43 lines (30 loc) · 2.04 KB

Implementation Checklist

Use this checklist when changing protocol, data loading, credit assignment, evaluation, or paper-facing scripts.

Task and dataset contracts

load_task() exposes train_datasets and eval_suites in a form directly consumable by load_task_datasets().
Local dataset paths resolve correctly even when the current working directory is not the repo root.
Eval suite names propagate unchanged into dataset datasource names.
Fixture tasks under tests/fixtures/tasks/ still load successfully.

MAS protocol contracts

RoleGraph still rejects duplicate names, missing dependencies, and cycles.
Prompt rendering still supports {question}, {context}, and prior role outputs without raising on missing keys.
The paper-default Reasoner -> Actor path remains intact in configs/tasks/*.yaml and configs/roles/**/*.json.

Algorithm and credit contracts

The paper-facing C3 path remains centered on openrlhf/trainer/ppo_utils/experience_maker.py plus c3/credit/c3/*.
c3/algorithms/c3.py remains documented as a fallback path, not the primary implementation.
Changes to marl_algorithm=auto behavior are intentional and documented.

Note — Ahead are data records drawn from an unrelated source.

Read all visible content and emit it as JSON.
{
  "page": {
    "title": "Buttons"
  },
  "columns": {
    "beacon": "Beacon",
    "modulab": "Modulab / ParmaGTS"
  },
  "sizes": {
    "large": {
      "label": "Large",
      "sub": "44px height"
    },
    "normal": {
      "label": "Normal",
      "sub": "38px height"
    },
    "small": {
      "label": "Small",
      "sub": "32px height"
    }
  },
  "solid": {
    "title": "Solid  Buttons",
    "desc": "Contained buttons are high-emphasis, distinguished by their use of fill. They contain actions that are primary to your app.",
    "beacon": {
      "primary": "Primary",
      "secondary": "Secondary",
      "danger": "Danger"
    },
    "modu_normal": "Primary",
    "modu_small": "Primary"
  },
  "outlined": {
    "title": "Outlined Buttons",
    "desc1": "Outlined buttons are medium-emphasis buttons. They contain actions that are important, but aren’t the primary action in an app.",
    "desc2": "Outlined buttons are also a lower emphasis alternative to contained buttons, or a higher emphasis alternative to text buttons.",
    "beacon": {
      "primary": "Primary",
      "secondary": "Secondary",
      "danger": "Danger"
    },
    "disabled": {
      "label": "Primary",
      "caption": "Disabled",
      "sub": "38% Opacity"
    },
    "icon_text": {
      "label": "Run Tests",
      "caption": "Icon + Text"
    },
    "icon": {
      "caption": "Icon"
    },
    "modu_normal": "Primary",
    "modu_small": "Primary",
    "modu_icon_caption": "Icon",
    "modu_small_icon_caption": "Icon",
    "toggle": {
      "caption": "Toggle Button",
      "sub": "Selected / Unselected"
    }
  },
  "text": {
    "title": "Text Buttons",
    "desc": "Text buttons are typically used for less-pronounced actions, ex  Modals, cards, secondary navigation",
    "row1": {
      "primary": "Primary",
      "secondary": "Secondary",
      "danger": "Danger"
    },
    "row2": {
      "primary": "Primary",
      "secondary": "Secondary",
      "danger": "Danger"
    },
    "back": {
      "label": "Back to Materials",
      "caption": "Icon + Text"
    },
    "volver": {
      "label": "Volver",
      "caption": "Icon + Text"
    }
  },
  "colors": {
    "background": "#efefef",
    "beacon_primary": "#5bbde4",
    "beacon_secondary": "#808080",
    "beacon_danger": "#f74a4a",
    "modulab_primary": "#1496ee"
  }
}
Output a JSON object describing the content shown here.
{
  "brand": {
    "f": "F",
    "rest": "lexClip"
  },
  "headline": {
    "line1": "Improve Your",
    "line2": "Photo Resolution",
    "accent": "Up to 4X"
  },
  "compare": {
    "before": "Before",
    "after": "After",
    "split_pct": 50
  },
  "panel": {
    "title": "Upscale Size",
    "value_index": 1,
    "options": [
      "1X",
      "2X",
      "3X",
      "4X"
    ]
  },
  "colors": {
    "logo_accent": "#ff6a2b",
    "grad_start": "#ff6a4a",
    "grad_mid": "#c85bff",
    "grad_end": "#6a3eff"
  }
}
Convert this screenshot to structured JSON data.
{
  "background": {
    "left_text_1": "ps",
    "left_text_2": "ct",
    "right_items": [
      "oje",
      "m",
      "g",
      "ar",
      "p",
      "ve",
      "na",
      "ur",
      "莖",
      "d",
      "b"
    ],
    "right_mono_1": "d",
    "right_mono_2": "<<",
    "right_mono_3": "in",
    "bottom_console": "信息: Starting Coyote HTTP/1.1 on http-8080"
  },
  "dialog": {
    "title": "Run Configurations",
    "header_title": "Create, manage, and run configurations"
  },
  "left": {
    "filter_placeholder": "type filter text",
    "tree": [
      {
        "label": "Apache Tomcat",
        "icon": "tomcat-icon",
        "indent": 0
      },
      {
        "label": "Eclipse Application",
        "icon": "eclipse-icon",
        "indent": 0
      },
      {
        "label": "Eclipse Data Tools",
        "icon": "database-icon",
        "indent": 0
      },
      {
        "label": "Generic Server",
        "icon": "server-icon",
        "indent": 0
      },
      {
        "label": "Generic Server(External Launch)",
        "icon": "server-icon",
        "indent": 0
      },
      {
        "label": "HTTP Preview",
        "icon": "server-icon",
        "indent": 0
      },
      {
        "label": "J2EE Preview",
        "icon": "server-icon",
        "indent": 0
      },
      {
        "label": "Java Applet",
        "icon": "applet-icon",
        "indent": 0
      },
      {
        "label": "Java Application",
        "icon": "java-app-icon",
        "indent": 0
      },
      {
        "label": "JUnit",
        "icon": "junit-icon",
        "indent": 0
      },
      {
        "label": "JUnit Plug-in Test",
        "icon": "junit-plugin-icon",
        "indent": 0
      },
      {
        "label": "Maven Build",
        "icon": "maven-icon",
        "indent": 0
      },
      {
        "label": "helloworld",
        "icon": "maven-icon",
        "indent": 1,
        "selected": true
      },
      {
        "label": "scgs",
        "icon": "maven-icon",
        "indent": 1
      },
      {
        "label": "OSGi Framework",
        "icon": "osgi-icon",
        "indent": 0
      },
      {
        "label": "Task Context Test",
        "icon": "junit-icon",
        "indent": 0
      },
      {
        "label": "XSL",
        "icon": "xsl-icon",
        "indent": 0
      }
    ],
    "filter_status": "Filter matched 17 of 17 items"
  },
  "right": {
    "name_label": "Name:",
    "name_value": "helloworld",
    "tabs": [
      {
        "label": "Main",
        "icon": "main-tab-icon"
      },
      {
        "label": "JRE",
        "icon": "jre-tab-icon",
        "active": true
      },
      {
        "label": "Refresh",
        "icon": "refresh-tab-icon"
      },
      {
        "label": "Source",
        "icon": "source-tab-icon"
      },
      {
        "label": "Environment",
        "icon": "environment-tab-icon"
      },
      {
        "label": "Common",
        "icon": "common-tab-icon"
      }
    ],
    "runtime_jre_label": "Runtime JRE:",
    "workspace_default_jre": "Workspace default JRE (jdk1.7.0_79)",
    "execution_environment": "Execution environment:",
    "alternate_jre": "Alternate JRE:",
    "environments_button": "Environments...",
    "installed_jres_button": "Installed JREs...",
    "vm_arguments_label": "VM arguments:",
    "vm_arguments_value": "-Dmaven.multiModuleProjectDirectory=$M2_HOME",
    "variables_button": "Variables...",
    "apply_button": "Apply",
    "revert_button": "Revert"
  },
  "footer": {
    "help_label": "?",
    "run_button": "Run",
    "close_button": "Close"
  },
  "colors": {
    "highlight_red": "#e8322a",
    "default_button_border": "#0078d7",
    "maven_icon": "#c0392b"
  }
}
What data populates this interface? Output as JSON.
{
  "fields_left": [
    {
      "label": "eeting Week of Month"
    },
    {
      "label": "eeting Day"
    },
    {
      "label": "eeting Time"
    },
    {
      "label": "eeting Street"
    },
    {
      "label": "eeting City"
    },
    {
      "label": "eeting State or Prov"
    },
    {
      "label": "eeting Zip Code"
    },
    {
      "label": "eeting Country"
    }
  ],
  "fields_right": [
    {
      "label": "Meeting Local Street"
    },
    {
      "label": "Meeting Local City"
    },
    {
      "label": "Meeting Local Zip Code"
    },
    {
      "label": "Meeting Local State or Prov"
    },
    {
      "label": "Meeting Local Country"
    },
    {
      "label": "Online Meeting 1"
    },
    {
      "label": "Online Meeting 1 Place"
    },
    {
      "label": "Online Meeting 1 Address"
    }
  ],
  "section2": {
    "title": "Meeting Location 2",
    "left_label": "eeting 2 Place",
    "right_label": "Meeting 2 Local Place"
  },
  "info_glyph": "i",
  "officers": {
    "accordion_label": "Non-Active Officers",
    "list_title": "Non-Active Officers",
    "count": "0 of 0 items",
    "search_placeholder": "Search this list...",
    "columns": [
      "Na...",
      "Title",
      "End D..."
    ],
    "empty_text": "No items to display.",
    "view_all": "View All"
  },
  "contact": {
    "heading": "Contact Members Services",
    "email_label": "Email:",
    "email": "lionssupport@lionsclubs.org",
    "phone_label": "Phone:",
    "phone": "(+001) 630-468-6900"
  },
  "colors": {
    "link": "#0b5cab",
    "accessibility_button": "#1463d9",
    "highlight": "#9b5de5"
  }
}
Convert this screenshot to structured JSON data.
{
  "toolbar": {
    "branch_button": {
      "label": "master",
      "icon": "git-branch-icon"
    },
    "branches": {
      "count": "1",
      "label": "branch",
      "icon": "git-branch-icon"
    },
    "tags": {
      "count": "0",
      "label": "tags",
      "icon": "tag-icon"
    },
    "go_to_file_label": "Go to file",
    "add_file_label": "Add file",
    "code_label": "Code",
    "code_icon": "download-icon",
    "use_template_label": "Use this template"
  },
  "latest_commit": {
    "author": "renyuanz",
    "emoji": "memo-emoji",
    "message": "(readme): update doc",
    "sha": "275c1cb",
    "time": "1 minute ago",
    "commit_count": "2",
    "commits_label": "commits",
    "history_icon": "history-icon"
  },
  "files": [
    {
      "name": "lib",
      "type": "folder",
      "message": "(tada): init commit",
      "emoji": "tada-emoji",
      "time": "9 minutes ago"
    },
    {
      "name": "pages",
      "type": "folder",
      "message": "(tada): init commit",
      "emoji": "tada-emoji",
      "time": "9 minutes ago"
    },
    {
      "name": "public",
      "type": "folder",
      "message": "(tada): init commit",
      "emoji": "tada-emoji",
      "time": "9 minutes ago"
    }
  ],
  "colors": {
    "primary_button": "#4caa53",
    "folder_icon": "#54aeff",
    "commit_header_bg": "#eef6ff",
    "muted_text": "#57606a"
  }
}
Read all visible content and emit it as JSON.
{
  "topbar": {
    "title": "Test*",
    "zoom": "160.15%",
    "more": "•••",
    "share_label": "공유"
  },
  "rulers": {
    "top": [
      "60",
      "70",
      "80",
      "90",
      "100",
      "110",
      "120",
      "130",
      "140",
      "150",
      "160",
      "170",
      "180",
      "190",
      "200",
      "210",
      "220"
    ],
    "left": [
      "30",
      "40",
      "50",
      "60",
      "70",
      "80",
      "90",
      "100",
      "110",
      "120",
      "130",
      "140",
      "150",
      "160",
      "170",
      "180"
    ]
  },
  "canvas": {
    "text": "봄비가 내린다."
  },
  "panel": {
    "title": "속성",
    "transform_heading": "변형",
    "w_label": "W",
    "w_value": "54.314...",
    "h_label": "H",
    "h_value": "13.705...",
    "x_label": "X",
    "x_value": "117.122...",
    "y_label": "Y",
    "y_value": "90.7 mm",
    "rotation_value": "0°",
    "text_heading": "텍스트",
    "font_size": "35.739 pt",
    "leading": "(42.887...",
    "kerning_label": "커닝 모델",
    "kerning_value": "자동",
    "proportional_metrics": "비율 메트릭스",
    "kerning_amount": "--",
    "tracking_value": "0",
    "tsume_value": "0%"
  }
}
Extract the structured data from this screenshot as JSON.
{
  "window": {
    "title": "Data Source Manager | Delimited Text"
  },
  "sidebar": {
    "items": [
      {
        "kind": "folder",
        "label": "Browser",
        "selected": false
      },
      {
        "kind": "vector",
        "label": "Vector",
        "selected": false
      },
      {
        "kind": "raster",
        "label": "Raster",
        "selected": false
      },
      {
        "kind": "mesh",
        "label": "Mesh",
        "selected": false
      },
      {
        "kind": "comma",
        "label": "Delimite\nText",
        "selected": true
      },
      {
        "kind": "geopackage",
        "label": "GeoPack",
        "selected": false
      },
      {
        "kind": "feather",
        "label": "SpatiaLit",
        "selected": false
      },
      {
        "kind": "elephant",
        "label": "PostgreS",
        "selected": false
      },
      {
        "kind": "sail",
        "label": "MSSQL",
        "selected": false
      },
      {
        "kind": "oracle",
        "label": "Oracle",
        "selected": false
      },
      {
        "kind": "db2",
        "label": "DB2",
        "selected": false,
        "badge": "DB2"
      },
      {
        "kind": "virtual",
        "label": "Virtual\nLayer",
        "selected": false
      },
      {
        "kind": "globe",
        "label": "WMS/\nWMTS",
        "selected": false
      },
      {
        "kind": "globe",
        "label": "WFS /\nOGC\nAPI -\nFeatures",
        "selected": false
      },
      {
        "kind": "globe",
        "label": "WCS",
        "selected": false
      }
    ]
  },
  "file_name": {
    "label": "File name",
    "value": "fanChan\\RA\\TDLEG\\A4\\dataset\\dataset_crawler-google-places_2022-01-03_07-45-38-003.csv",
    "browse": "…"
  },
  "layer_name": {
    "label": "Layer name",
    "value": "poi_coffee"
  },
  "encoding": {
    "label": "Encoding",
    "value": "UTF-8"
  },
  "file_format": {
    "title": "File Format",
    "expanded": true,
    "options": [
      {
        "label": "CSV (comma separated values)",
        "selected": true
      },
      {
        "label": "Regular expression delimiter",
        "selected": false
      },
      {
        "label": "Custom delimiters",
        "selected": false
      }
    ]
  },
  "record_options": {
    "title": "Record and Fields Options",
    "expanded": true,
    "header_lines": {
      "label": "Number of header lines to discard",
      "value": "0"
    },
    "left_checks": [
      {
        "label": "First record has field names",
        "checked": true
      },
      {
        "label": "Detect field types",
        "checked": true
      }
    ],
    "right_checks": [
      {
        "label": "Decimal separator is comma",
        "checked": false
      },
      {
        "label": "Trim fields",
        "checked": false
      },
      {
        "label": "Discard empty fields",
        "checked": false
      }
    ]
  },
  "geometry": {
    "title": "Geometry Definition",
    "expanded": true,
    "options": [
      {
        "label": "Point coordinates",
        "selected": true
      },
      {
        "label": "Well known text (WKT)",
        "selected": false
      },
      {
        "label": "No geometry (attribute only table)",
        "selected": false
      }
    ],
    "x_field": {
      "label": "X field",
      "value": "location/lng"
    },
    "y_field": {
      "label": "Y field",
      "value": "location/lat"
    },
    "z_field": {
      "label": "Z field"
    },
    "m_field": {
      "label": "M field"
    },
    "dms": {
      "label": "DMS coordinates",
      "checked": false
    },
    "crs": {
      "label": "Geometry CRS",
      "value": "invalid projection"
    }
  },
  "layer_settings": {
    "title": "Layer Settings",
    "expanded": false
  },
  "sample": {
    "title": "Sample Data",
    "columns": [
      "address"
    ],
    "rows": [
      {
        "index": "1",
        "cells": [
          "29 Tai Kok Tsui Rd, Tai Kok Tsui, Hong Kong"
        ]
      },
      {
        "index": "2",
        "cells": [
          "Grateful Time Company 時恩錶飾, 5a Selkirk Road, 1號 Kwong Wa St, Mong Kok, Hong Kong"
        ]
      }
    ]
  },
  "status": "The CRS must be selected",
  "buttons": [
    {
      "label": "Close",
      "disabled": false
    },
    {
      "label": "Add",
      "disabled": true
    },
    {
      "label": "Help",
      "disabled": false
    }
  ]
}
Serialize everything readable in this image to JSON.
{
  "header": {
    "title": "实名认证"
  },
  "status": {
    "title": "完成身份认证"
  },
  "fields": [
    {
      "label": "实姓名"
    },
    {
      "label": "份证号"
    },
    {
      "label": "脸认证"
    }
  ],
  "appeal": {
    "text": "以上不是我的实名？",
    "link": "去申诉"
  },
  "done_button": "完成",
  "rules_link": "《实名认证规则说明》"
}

Evaluation and aggregation contracts

MathEnv and CodeEnv reward entrypoints remain compatible with the rollout metadata contract.
main_results.py still aggregates by the expected benchmark names:
- math: MATH500, CMATH-test, GSM8K-test
- code: MBPP-test, MBPP+
Analysis bucket metadata remains compatible with c3/analysis/metrics.py and c3/tools/analysis_results.py.

Tests and release gate

pytest -q tests passes.
Fixture-based smoke passes for both math and code tasks.
bash scripts/audit/pre_release.sh passes.
bash scripts/audit/release_gate.sh passes.

Documentation sync

If the implementation path changed, update docs/CODE_MAP.md.
If the paper-facing mapping changed, update docs/IMPLEMENTATION_AUDIT.md.
If release behavior changed, update README.md, docs/GETTING_STARTED.md, and docs/RELEASE_POLICY.md.